Quel giorno, in un San Siro che aspetta l’ormai vicina inaugurazione di Italia ’90, la Juve supera per 1-0 il Milan di Arrigo Sacchi con una zampata di Roberto Galia su suggerimento di Giancarlo Marocchi. E sarà pur vero che poi la condotta della Signora è prevalentemente difensiva o – come si legge su Hurrà – è “una partita ad altissimo contenuto agonistico, di molto coraggio e di estremo sacrificio”. Ma non vanno dimenticate un po’ di cose: lo 0-0 dell’andata al Comunale, un risultato bugiardo rispetto alla netta supremazia dei bianconeri; il 3-0 – sempre a Torino – in campionato, con l’alta linea difensiva rossonera presa d’infilata più volte dai rapidi attaccanti di casa; e, infine, cosa ancor più importante per smentire un po’ di convinzioni radicate che fissano idee fino a farle diventare luoghi comuni, l’azione del gol che decide la Coppa Italia nasce da un fallo laterale, originato dalla pressione della squadra bianconera che mette in crisi l’impostazione dei difensori di Sacchi. Non sempre, non in maniera ortodossa, ma un certo atteggiamento aggressivo evidentemente sa metterlo in atto anche la Juventus. Il resto l’ha fatto l’autore del gol, con quel suo “elegante tocco sull’uscita di Galli” che “ha avuto subito il marchio dell’esecuzione”.
IL VALORE DELLA COPPA
“Non è stata una Coppa Italia qualunque: mai, nelle ultime edizioni, questo trofeo a lungo colpevolmente snobbato dalla nostra organizzazione calcistica, aveva registrato una così determinata e accanita partecipazione dell’aristocrazia nazionale”: Hurrà riproduce il consueto dibattito sulle alterne fortune del trofeo, che nell’edizione del 1990 registra un grande interesse testimoniato dal “nuovo record assoluto di spettatori” e da “un incasso allegramente proiettato oltre la quota di tre miliardi” (si parla ovviamente di lire e non è cifra di poco conto). Non solo: per arrivare a San Siro, la Juve ha dovuto eliminare Sampdoria e Roma. “Nessuna competizione europea, per dire, è in grado di presentare rivali di così elevato tasso tecnico” e la constatazione di Bortolotti non paia esagerata, tenendo conto dello stato di salute del calcio italiano nel contesto internazionale: i blucerchiati in quell’anno vinceranno la Coppa delle Coppe e i giallorossi nel 1991 raggiungeranno la finale di Coppa Uefa. L’Europa parla più che mai italiano e talvolta quel che si sente è una sola voce, gli altri fanno la parte degli sconfitti.

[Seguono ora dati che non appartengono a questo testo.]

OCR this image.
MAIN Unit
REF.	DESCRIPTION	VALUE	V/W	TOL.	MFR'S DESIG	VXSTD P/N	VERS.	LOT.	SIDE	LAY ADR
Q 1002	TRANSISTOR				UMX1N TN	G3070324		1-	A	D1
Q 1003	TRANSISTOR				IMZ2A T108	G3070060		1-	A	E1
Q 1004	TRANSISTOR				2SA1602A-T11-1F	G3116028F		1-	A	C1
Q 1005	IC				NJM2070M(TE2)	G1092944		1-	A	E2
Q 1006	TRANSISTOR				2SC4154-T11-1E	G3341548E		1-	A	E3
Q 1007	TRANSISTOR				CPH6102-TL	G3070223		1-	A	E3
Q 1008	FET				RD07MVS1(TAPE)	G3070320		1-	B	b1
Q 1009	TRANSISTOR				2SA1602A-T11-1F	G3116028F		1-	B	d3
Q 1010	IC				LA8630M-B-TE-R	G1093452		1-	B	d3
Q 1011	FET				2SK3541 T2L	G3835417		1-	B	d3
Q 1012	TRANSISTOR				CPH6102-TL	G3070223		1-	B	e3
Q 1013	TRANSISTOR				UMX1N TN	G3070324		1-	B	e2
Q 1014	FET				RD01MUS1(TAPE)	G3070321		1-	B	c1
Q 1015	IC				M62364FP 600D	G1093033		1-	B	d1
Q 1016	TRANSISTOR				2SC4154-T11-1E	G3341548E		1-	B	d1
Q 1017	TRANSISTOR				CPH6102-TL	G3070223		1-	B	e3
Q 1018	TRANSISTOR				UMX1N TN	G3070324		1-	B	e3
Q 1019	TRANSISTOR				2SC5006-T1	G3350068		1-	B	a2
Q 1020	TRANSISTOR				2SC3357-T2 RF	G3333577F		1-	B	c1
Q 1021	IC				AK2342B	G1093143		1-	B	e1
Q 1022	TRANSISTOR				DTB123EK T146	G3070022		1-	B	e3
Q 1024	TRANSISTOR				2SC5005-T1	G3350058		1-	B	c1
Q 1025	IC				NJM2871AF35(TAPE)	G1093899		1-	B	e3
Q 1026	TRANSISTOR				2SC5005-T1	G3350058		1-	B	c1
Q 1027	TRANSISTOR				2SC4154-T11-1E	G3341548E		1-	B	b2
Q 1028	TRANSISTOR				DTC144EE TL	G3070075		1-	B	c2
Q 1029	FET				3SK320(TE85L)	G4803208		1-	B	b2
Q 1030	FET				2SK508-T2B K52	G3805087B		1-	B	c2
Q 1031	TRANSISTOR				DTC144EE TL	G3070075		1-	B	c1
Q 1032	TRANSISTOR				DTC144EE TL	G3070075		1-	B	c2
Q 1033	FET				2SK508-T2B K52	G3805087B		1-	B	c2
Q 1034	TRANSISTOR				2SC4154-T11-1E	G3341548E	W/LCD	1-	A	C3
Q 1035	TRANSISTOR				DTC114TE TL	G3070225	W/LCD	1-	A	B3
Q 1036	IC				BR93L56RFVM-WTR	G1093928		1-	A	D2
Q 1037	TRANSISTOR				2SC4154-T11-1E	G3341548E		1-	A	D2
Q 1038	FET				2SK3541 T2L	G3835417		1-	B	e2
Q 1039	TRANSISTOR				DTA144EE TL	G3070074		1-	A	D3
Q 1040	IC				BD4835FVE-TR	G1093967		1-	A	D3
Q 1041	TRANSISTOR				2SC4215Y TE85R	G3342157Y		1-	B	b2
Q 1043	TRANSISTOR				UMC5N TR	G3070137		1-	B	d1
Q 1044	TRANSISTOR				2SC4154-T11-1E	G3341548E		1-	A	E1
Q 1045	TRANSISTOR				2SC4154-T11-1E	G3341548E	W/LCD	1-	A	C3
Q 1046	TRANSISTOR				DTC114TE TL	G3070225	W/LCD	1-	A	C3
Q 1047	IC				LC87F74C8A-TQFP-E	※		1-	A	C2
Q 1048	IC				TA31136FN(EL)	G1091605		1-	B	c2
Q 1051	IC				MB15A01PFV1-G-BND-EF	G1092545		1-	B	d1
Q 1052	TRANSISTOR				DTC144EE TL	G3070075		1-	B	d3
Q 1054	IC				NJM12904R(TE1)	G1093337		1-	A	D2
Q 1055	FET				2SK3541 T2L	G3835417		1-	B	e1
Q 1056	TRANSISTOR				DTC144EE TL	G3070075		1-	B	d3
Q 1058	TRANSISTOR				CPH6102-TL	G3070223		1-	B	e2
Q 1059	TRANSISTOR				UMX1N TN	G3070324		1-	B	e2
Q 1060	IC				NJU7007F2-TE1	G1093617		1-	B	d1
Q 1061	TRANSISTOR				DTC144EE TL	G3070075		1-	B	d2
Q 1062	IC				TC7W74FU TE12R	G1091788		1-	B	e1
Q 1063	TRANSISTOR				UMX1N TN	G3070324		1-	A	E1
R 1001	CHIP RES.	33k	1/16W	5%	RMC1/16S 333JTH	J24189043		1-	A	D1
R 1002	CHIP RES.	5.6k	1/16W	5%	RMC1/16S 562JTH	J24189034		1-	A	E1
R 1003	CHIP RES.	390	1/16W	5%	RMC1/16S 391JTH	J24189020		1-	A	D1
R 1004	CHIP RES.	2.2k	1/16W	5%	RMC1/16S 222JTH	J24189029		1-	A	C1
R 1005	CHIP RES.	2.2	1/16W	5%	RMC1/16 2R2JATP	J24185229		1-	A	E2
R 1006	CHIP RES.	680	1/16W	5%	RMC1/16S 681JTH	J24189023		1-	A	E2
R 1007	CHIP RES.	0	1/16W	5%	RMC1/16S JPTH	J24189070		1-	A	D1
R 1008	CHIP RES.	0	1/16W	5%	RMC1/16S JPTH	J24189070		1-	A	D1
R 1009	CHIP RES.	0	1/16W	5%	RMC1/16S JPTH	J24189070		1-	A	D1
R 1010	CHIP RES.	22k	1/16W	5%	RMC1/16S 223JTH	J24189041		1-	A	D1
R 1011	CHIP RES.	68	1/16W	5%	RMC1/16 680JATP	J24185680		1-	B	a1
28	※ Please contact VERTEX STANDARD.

Ma c’è una ragione più prettamente bianconera a rendere particolarmente prezioso l’exploit, tanto da far dire a Zoff che a San Siro “è stato come vincere un campionato”. Ed è la dedica a ricordarcelo, proposta dall’allenatore e dal capitano Stefano Tacconi, che sentono il bisogno di ricordare Gaetano Scirea, l’indimenticabile amico scomparso all’inizio della stagione.